# Predicting the gender of lead actors in Hollywood films

This notebook guides you step by step through the process of analyzing film data 
and building classification models to predict whether the lead actor in a movie is male or female. 

We'll explore the data, engineer some features, tune different machine learning models, 
and finally choose the best one to make our predictions.


# Importing libraries and setting up the environment

Before we dive into the analysis and modeling, we start by importing all the necessary Python libraries.

1. **Data handling**
    - `pandas` and `numpy` for loading and manipulating datasets.

2. **Visualization**
    - `matplotlib` and `seaborn` to create plots and explore data distributions.

3. **Machine learning**
    - `scikit-learn` for implementing various classification algorithms,
      preprocessing data, and evaluating model performance.

We also set a random seed to make sure our experiments are reproducible.


In [None]:
from IPython.core.pylabtools import figsize
import seaborn as sns
import pandas as pd
import numpy as np
import matplotlib.pyplot as plt
from sklearn.metrics import accuracy_score
import sklearn.preprocessing as skl_pre
from sklearn.model_selection import train_test_split
import sklearn.linear_model as skl_lm
import sklearn.discriminant_analysis as skl_da
import sklearn.neighbors as skl_nb
import sklearn.model_selection as skl_ms
from sklearn.ensemble import RandomForestClassifier

pd.options.mode.chained_assignment = None
np.random.seed(1)


# Loading the data

We start by loading the training and test datasets using `pandas`. This gives us an initial idea of the dataset size and structure.


In [None]:
# Read data
train = pd.read_csv('../data/train.csv')
print(train.shape)
test = pd.read_csv('../data/test.csv')


# Feature engineering

To prepare our data for modeling, we create a few new features:

- **Co-lead words**: estimates the words spoken by the co-lead as a proportion of total words.
- **Percentage of words spoken by female and male actors**: normalizes the dialogue counts.

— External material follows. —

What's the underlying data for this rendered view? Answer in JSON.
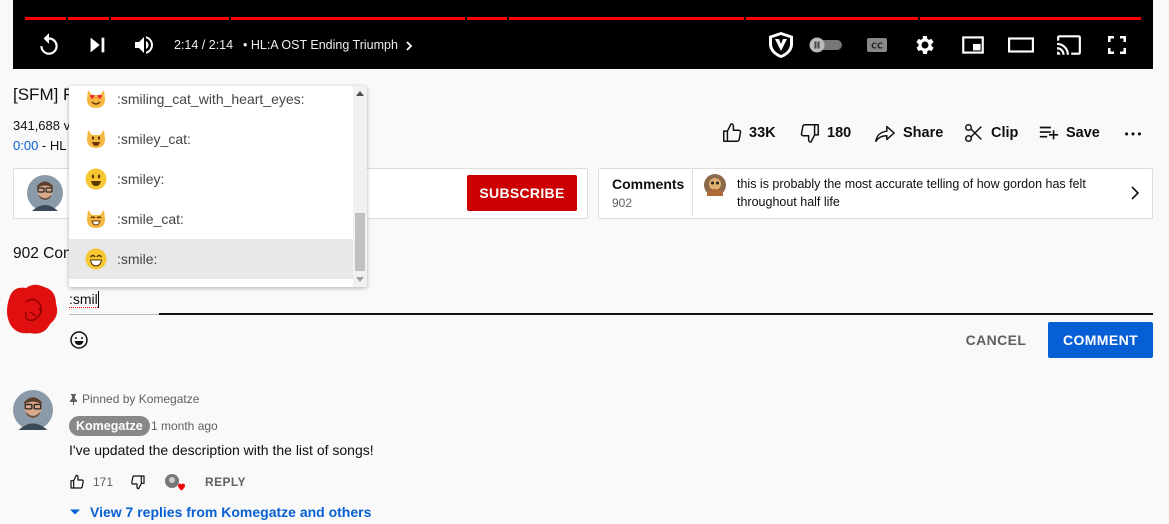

We also drop the columns `Total words` and `Difference in words lead and co-lead` since their information is now captured in the new features.
We apply the same transformations to both the training and test datasets.


In [None]:
### Feature selection and engineering ###

train["Co-lead words"] = (
    (train["Number of words lead"] - train["Difference in words lead and co-lead"]) 
    / train["Total words"]
)
train["percentage female"] = train["Number words female"] / train["Total words"]
train["percentage male"] = train["Number words male"] / train["Total words"]

train = train.drop(["Difference in words lead and co-lead", "Total words"], axis=1)

# Apply the same transformations to the test data
test["Co-lead words"] = (
    (test["Number of words lead"] - test["Difference in words lead and co-lead"])
    / test["Total words"]
)
test["percentage female"] = test["Number words female"] / test["Total words"]
test["percentage male"] = test["Number words male"] / test["Total words"]

test = test.drop(["Difference in words lead and co-lead", "Total words"], axis=1)

X = train.drop("Lead", axis=1)
y = train["Lead"]


# Finding the optimal *k* for k-Nearest Neighbors

To tune our k-NN model, we run multiple cross-validation loops over a range of *k* values (from 1 to 200).
This helps us understand how the choice of *k* affects prediction accuracy.

We repeat this process several times to get a stable estimate, then plot the average accuracy
to identify the best *k* value for our dataset.


In [None]:
### KNN METHOD ###
# Cross-validation with repeated splitting to find the optimal k

n_runs = 10
K = np.arange(1, 200)
classification = np.zeros((n_runs, len(K)))

for i in range(n_runs):
    x_train, x_val, y_train, y_val = skl_ms.train_test_split(
        X, y, test_size=0.3, random_state=1
    )
    
    # Rescale data with Standard Scaler
    scaler = skl_pre.StandardScaler().fit(x_train)
    
    for j, k in enumerate(K):
        model = skl_nb.KNeighborsClassifier(n_neighbors=k)
        model.fit(scaler.transform(x_train), y_train)
        prediction = model.predict(scaler.transform(x_val))
        classification[i, j] = np.mean(prediction == y_val)

average_classification = np.mean(classification, axis=0)

optimal_k_index = np.argmax(average_classification)
optimal_k = K[optimal_k_index]
optimal_accuracy = average_classification[optimal_k_index]

print(f"The optimal k is {optimal_k} with an average accuracy of {optimal_accuracy:.4f}")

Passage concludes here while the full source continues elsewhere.